Nana Konadu who is the leader of the 31 st December Women’s Movement (DWM) which used to be a virtual women’s wing of the ruling National Democratic Congress (NDC) said ‘the rhetoric of our governments has not yet produced any results.’
Over the years, she said ‘governments and institutions, have failed us women, while corruption has persisted.’
In a statement issued in Accra yesterday and signed by Sylvia Ahorlu, general secretary of the DWM to mark the 32 nd anniversary celebration of the formation of the Movement, the former First Lady therefore charged: ‘As women, we need and demand a well functioning government, a sound business environment, an equitable distribution of resources, acceptance of the rights of others, good relations with neighbours, the free flow of information, high levels of human capital, low levels of corruption and a country with sound security for all.’

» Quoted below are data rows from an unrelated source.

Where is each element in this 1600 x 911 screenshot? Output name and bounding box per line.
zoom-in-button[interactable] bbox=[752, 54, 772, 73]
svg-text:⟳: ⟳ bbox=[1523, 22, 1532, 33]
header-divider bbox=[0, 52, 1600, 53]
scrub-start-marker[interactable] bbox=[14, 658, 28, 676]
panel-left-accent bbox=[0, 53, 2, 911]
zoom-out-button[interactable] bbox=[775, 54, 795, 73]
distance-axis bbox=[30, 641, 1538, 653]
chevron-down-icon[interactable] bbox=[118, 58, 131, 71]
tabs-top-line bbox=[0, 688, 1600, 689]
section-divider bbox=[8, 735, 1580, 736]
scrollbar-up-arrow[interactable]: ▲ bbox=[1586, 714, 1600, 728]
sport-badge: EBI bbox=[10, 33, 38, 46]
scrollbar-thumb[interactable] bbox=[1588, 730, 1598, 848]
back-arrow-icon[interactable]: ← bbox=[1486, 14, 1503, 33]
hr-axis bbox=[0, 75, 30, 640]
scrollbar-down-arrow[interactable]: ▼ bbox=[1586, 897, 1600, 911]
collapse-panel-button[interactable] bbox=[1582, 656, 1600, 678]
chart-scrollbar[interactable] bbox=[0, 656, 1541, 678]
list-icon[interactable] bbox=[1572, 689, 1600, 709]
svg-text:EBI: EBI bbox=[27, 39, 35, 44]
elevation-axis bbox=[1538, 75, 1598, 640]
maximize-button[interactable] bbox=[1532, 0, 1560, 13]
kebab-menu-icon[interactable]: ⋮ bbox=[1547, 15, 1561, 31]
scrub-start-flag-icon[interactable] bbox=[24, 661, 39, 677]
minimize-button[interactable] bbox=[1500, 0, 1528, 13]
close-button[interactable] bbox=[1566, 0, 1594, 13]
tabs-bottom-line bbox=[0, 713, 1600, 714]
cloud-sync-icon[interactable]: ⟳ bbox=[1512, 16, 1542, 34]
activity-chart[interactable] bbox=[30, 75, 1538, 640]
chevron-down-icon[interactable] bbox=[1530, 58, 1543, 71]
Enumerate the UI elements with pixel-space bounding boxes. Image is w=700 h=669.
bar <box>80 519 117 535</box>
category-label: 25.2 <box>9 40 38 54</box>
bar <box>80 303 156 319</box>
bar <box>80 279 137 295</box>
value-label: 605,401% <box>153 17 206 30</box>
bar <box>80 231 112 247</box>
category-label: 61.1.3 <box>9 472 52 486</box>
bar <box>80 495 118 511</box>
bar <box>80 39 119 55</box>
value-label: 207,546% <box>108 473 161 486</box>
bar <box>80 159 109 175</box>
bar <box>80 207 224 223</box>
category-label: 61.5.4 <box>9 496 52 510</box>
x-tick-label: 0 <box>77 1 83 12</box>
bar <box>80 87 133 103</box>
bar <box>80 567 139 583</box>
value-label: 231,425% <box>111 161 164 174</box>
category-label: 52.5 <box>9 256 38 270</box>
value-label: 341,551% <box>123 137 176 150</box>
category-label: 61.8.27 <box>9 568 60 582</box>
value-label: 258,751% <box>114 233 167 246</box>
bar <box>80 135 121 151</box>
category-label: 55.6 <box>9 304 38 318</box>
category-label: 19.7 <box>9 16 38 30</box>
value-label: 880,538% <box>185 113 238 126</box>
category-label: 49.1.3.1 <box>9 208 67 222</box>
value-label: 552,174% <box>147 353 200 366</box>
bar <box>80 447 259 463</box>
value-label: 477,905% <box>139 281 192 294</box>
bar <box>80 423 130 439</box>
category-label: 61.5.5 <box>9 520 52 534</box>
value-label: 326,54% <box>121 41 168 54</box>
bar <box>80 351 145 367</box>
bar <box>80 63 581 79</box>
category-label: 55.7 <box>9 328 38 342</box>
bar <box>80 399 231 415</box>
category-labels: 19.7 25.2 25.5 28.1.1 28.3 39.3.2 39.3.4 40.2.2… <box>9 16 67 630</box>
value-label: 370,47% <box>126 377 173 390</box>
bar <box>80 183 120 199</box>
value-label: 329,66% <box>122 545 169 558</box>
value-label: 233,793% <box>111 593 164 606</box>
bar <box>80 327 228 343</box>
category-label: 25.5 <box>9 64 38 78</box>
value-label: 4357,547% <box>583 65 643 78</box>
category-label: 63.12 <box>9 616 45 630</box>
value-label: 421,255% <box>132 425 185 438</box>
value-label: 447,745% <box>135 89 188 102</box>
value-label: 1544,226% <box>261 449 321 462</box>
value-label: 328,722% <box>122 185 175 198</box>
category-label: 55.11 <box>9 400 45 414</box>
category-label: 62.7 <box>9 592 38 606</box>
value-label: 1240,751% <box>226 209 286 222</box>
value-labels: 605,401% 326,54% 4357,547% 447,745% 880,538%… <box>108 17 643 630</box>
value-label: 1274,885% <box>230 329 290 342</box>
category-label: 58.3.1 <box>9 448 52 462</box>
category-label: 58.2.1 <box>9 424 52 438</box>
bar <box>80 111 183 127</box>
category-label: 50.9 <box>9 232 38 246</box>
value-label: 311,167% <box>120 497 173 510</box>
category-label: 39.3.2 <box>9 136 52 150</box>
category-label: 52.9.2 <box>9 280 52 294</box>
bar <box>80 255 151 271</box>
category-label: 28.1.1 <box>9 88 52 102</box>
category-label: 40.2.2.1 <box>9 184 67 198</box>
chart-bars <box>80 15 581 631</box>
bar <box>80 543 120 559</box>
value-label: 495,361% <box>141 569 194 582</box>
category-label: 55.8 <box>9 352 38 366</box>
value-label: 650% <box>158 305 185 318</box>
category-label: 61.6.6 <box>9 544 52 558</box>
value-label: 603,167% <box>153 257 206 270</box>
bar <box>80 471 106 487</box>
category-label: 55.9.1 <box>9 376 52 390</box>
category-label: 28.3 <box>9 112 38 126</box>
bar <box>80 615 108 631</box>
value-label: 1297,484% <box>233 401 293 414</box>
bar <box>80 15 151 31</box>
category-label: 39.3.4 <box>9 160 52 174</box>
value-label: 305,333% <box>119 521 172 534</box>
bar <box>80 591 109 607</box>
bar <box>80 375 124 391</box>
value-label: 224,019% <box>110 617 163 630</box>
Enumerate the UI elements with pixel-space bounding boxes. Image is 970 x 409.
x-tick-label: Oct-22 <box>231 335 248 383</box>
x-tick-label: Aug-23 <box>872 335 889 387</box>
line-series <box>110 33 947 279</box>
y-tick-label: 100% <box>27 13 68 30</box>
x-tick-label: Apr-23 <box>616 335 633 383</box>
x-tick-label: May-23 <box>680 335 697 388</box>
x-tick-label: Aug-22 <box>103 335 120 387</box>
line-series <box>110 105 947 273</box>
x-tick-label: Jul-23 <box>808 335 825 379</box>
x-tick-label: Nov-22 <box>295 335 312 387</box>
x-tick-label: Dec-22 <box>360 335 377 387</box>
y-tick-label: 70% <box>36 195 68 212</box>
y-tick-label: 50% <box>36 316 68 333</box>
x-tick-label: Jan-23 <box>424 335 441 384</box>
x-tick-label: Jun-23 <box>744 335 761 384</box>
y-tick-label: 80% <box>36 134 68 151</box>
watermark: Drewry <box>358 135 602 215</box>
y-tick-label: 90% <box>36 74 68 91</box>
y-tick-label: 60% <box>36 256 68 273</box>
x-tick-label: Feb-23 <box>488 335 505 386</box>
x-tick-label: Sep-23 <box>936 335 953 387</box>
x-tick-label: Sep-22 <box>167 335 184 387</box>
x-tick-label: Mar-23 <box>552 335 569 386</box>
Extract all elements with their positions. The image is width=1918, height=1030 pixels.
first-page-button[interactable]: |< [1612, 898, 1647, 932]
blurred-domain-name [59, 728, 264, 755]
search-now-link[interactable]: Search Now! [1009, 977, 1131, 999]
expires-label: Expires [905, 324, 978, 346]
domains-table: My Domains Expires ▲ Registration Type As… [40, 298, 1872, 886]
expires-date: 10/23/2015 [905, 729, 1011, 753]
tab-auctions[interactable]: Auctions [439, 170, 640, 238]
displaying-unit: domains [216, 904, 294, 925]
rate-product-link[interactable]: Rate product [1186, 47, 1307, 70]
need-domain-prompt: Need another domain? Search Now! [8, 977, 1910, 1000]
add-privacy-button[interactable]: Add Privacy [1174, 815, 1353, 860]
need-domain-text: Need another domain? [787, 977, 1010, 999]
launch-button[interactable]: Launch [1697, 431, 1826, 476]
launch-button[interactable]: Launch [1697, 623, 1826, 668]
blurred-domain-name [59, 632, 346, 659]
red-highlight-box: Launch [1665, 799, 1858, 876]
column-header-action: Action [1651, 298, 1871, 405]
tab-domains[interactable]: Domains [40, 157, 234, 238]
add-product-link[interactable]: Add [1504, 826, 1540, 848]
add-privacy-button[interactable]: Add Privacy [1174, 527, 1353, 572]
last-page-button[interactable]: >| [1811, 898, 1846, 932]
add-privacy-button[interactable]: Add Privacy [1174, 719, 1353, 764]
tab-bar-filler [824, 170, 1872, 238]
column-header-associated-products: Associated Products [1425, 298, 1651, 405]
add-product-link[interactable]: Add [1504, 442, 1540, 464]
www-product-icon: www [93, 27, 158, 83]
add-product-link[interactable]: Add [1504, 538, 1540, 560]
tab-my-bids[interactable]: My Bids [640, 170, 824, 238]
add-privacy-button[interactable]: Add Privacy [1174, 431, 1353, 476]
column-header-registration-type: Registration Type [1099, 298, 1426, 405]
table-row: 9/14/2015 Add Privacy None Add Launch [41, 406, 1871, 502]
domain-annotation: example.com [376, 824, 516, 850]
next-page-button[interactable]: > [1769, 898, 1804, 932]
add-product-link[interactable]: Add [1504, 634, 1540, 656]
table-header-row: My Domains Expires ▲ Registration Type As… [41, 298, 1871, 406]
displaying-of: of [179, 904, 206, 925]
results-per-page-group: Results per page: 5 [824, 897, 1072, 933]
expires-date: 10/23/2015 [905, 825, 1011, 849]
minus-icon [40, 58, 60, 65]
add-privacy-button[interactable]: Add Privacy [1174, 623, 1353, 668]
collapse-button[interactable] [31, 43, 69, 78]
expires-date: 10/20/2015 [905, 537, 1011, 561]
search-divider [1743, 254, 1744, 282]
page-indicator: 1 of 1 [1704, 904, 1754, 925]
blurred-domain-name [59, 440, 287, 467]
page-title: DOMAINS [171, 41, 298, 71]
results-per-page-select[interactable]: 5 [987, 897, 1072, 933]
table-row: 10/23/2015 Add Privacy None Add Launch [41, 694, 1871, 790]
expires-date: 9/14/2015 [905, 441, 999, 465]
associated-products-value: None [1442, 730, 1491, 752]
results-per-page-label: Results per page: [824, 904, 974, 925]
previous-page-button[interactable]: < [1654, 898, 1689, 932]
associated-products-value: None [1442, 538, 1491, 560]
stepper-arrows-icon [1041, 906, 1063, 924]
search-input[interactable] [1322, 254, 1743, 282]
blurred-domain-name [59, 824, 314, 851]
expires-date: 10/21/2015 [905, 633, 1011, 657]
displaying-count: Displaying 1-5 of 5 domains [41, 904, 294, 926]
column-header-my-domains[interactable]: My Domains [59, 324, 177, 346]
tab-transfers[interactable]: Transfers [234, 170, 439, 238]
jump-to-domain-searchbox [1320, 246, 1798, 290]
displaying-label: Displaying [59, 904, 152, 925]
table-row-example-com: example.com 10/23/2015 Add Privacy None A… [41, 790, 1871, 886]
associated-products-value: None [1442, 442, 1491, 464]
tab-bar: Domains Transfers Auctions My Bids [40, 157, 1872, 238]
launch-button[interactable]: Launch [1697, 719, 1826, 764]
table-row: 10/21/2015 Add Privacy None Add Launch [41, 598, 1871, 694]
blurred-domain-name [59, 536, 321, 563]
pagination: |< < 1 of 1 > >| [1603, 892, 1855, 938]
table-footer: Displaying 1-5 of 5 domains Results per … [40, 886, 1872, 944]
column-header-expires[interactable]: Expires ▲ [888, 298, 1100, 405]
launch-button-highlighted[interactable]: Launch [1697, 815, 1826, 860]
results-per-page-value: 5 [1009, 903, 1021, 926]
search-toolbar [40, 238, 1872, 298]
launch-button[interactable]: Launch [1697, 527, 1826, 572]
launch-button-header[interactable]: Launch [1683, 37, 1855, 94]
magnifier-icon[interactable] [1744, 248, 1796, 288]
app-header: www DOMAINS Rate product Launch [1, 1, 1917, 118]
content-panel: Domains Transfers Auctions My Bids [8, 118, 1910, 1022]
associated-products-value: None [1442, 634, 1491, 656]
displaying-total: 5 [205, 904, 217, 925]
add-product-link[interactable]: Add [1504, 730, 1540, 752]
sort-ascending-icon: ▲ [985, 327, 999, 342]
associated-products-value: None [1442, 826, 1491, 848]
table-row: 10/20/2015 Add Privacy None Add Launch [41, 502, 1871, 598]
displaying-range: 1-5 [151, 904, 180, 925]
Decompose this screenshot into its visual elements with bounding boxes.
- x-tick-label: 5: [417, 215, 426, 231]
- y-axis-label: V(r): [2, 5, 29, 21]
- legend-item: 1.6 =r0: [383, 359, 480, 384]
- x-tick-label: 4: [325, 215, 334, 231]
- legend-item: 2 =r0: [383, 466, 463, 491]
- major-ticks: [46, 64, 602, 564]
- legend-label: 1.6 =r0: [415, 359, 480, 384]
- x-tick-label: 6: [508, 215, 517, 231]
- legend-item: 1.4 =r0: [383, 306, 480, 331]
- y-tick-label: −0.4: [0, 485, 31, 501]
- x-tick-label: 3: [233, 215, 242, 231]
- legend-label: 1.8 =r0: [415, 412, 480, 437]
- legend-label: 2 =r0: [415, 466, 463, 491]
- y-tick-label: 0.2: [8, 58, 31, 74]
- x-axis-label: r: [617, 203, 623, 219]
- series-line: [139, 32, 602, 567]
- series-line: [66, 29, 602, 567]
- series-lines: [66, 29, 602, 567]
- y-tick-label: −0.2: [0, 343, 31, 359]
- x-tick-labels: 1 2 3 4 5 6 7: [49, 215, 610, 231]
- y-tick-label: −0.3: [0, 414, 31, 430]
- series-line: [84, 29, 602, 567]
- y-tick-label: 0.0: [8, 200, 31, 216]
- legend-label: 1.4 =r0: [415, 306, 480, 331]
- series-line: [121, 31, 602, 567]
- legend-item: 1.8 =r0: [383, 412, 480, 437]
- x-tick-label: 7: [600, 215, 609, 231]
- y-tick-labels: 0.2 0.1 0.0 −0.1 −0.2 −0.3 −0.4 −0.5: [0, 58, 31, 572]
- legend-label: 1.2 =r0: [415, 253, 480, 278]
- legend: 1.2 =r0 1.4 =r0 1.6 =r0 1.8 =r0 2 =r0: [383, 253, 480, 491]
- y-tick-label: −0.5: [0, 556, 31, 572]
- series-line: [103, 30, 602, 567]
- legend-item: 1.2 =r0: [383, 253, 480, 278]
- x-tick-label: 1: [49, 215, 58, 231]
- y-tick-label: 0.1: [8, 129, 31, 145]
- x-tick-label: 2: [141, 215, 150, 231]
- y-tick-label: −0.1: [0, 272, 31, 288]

She was optimistic that ‘if these comparative areas are improved, it will reduce the vulnerabilities of women in Ghana.’
Mrs Rawlings used the occasion to challenge all women to speak out now, saying ‘together we can build and restore Ghana.’
‘For the sake of the suffering masses whose interest is our prime concern, we urge all gender activists, companies, NGO’s and individuals to continue to be the voice of the voiceless,’ the statement noted.
This, according to her, was because ‘the only real solution undoubtedly lies in the hands of women.’
Even though she admitted to the fact that the condition in Ghana and Africa was deeply confusing and extremely complex, nevertheless, she stressed the belief that ‘women are presented with a unique opportunity to take the bull by the horns and provide solutions to the problems facing our continent.’
She therefore stressed the need for women like herself to ‘play a leading and pivotal role in our country and continent’s affairs as a matter of urgency.’
The movement has decided to use the anniversary celebration to ‘assess the roads which lie ahead and those over which we have travelled. If the future road looms ominous or unpromising, and uninviting then we need to gather our resolve, carrying only the necessary baggage, step off that road into another direction,’ adding that ‘if the new choice is also unpalatable, without embarrassment, we must be ready to change that as well. The suffering of women and children has persisted in Ghana and the rest of Africa for too long.’